# 50's Robot



## Gym Whourlfeld (Jan 22, 2003)

*Really Nice!!*

As a child of the 1950's, this coming from me should have much more value! hahahahah!
Ever seen the video from maybe 1952 of the massive robot built by GE or somebody, it's 9 feet tall and does so very little , but it sure was impressive back then!
Maybe 100 plus years ago a man toured the royal circles of Europe with his wooden card-playing robot in a glass display case. The robot won many card games impressing everyone with how far technology had come...of course he had hired a midget to be inside of it was the "technology".
(Kinda makes me question some technology stuff now?)
Where have all the "little people" gone to?
To... work?


----------



## Gym Whourlfeld (Jan 22, 2003)

*Really Nice!!*

As a child of the 1950's, this coming from me should have much more value! hahahahah!
Ever seen the video from maybe 1952 of the massive robot built by GE or somebody, it's 9 feet tall and does so very little , but it sure was impressive back then!
Maybe 150 plus years ago a man toured the royal circles of Europe with his wooden card-playing robot in a glass display case.
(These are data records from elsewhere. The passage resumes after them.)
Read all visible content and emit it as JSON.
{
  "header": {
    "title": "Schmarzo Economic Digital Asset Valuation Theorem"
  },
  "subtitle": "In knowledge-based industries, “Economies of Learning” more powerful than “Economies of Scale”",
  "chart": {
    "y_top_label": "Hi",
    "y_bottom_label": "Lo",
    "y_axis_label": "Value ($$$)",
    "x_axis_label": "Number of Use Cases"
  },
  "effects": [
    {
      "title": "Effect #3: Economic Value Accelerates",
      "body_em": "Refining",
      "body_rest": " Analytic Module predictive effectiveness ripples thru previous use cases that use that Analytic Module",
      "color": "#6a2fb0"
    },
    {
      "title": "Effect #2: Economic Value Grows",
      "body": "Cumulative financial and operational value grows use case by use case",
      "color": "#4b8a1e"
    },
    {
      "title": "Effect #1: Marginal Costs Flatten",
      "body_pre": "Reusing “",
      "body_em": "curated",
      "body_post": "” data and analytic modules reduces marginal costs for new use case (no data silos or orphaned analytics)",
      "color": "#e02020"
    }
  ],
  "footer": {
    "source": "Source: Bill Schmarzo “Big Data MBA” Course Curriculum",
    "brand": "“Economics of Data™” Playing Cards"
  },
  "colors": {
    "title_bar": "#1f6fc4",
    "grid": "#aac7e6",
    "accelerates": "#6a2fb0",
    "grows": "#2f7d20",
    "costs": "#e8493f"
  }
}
The robot won many card games impressing everyone with how far technology had come...of course he had hired a midget to be inside of it was the "technology".
(Kinda makes me question some technology stuff now?)
Where have all the "little people" gone to?
To... work?


----------



## Terra (Sep 23, 2007)

That look fantastic. Love the foil for the brain


----------



## tomibraniste (Mar 18, 2011)

i think robocop costume is the best


----------



## Yubney (Sep 14, 2009)

LOL this is great!


----------



## Fang (Mar 18, 2011)

Your design is perfect for "future envisioned by the 50's." Great job!


----------



## Skulkin (Jul 27, 2005)

That's a perfect design. 

It reminds me of "The Honeymooners" episode where Ralph (Jackie Gleason) wanted to win the Racoon Lodge Annual Halloween Costume Contest. He was going to be a Spaceman (which looked like a Robot) and started taking knobs off the stove and parts from their sparsly decorated apartment, which greatly upset his wife Alice. His costume looked alot like yours! His biggest competition, Norton (Art Carney) had to work in the sewer so Ralph was sure he would win the contest. Spoiler alert: The judging started and Norton comes running in in his gas mask sewer gear and wants to know if he's too late for the food. The judges turn to him and award first prize for his "Spaceman" costume. And poor Ralph loses again.


----------



## MalmeyStudios (May 5, 2010)

Man thats a pretty cool robot!! I love the look!


----------



## unclemoe (Mar 10, 2015)

The tubes and tape reels just scream 50's. Two mechanical claws up!


----------



## McBernes (Mar 10, 2015)

That really looks great! If you haven't done it already you could gorilla glue some strips of aluminum or chrome painted plastic around the recess where the vacuum tubes are, and maybe around the number pad. But really though, the fact that the dome with the brain lights up is just too cool!


----------



## swag21 (Apr 15, 2015)

Reminds me of the TV show Lost in Space


----------



## America's Pumpkin Patches (Jun 5, 2015)

This is so cool looking, the 50s styles bring me back to drive in days!!


----------